To accept just what she could accomplish on any given day is an approach Plain credits to working with the Avon-based Can Do MS program in 2008. Started in 1984 by Jimmie Heuga, the Olympic skier who would not let a 1970 MS diagnosis prevent him from living a full life, Can Do MS provides classes for individuals afflicted with MS—and their partners—in exercise, nutrition and mental motivation to improve the physical condition and outlook on life.
“Jimmie was a huge inspiration for me,” Plain says of Heuga, who died in 2010. “I’d see him on his trike bike and Sit-Ski all the time. He truly changed the minds of neurologists who believed people with MS should limit their physical activity, and the Can Do MS program was extremely helpful to me and my partner, Shelli, to have a map of how to live life down the road.”
Plain obviously sees golf as part of that life. She’s learned, for instance, that a wider stance and “walkthrough” follow-through helps her better maintain balance. And because she loves to teach, she is committed to helping other “adaptive athletes” find joy in the game.
At Beaver Creek Golf Club this May, for example, she worked the entire day with Lori Bryant, a single-digit handicap who had quit the game she loved to play with her husband and sons shortly after being diagnosed with MS two years ago.
“I get tired a lot, my mobility is not very good, I have a lot of stiffness and a lot of numbness and can’t move my body very well,” Bryant said before her encounter with Plain. “I’m looking for how I can consistently strike the ball again.”
Understanding firsthand Bryant’s situation helped Plain connect with her student, and by the end of the daylong one-on-one lesson, Bryant was striking the ball with power and accuracy. “There were probably ten things I learned from Alice that we are going to practice back home,” Bryant effused at the end of the day. “It was awesome.”
Her husband, Randall, more than seconded that emotion. “You have to spend a lot of time trying to find your new normal,” he said, tearing up. “And our normal before had been playing golf together all the time. And today was a sign that that normal could come back. So I was real pleased with that.” Plain also draws motivation from the PGA H.O.P.E. (Helping Our Patriots Everywhere), a six-week program the PGA of America has launched to support veterans by introducing them to the therapeutic and rehabilitation benefits of golf. PGA Professional David Windsor from Florida’s Adaptive Golf Academy led the local training. “He really got me jazzed,” she says. “He had great ideas about working with people with all kinds of disabilities— veterans with prosthetics, missing limbs, and PTSD, as well as people of all ages afflicted with arthritis, cerebral palsy, cystic fibrosis and other physical conditions.”
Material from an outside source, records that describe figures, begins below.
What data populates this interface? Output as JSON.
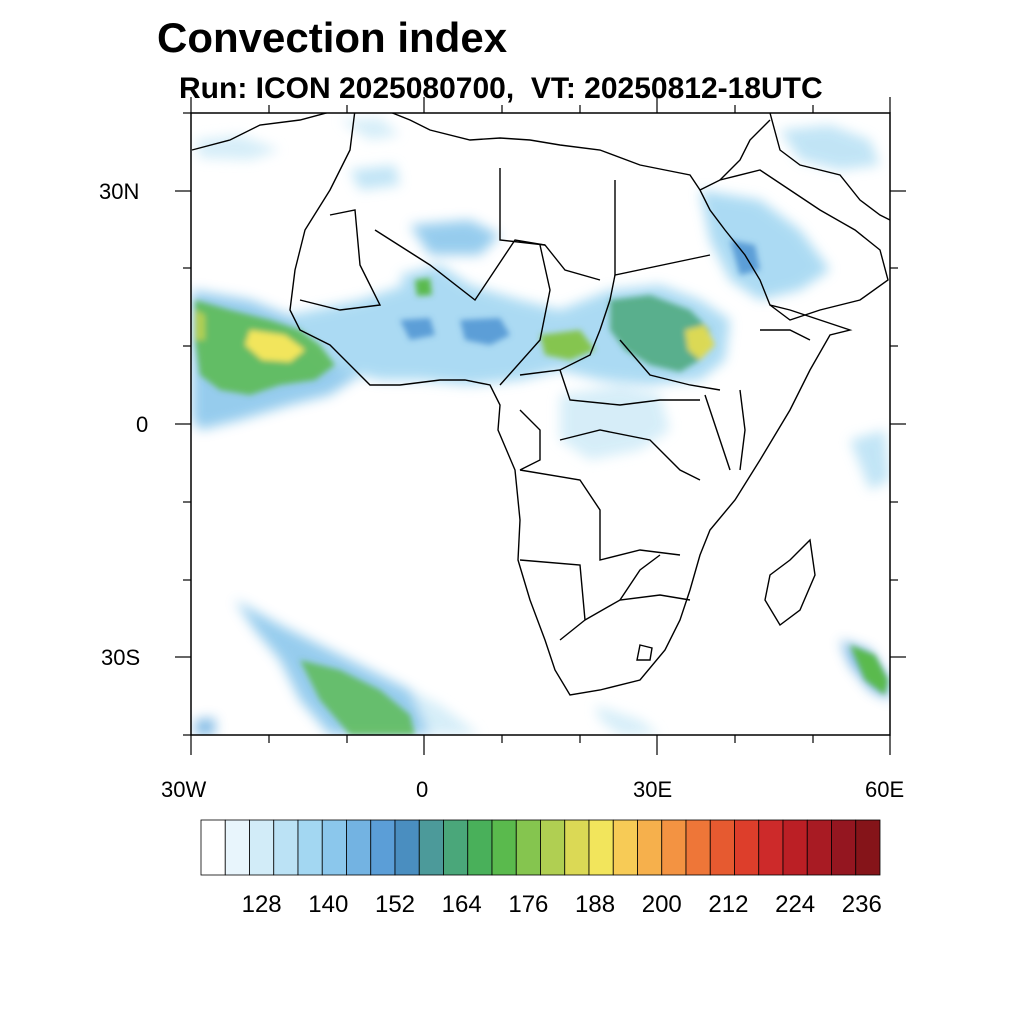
{
  "header": {
    "title": "Convection index",
    "subtitle": "Run: ICON 2025080700,  VT: 20250812-18UTC"
  },
  "map": {
    "lon_range": [
      -30,
      60
    ],
    "lat_range": [
      -40,
      40
    ],
    "y_tick_labels": [
      "30N",
      "0",
      "30S"
    ],
    "x_tick_labels": [
      "30W",
      "0",
      "30E",
      "60E"
    ]
  },
  "colorbar": {
    "colors": [
      "#ffffff",
      "#e8f5fc",
      "#d2ecf8",
      "#bbe2f5",
      "#a3d7f2",
      "#8bc7ec",
      "#73b3e2",
      "#5b9ed7",
      "#4a8ec0",
      "#4c9a9a",
      "#4aa77a",
      "#49b05a",
      "#5aba4d",
      "#85c54f",
      "#b0cf52",
      "#dbd955",
      "#f2e55c",
      "#f7cb56",
      "#f6b04c",
      "#f39342",
      "#ee7638",
      "#e65a30",
      "#dd3e2b",
      "#cd2a2a",
      "#bb1f25",
      "#a81b23",
      "#941620",
      "#851419"
    ],
    "labels": [
      "128",
      "140",
      "152",
      "164",
      "176",
      "188",
      "200",
      "212",
      "224",
      "236"
    ]
  }
}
One of the adaptive aids Windsor suggested and Plain has employed is the tall tee—“kind of like kids use in tee-ball,” she says—which she fashioned by cutting down a golf shaft and inverting the grip to create a pedestal from which a seated golfer (in a wheelchair, for example) strikes a ball with a short-shafted driver. “I can’t tell you how much fun it is for people to hit the ball off this thing,” she says excitedly before striping one down the range.
By finding her “new normal” and giving back to others with disabilities her gifts as a golfer, teacher and person, Plain serves as “an inspiration to all of us,” says PGA Colorado Section Executive Director Eddie Ainsworth. “The leadership she brings to our industry through her professionalism and positive attitude always makes her a joy to be around. What a great lady.”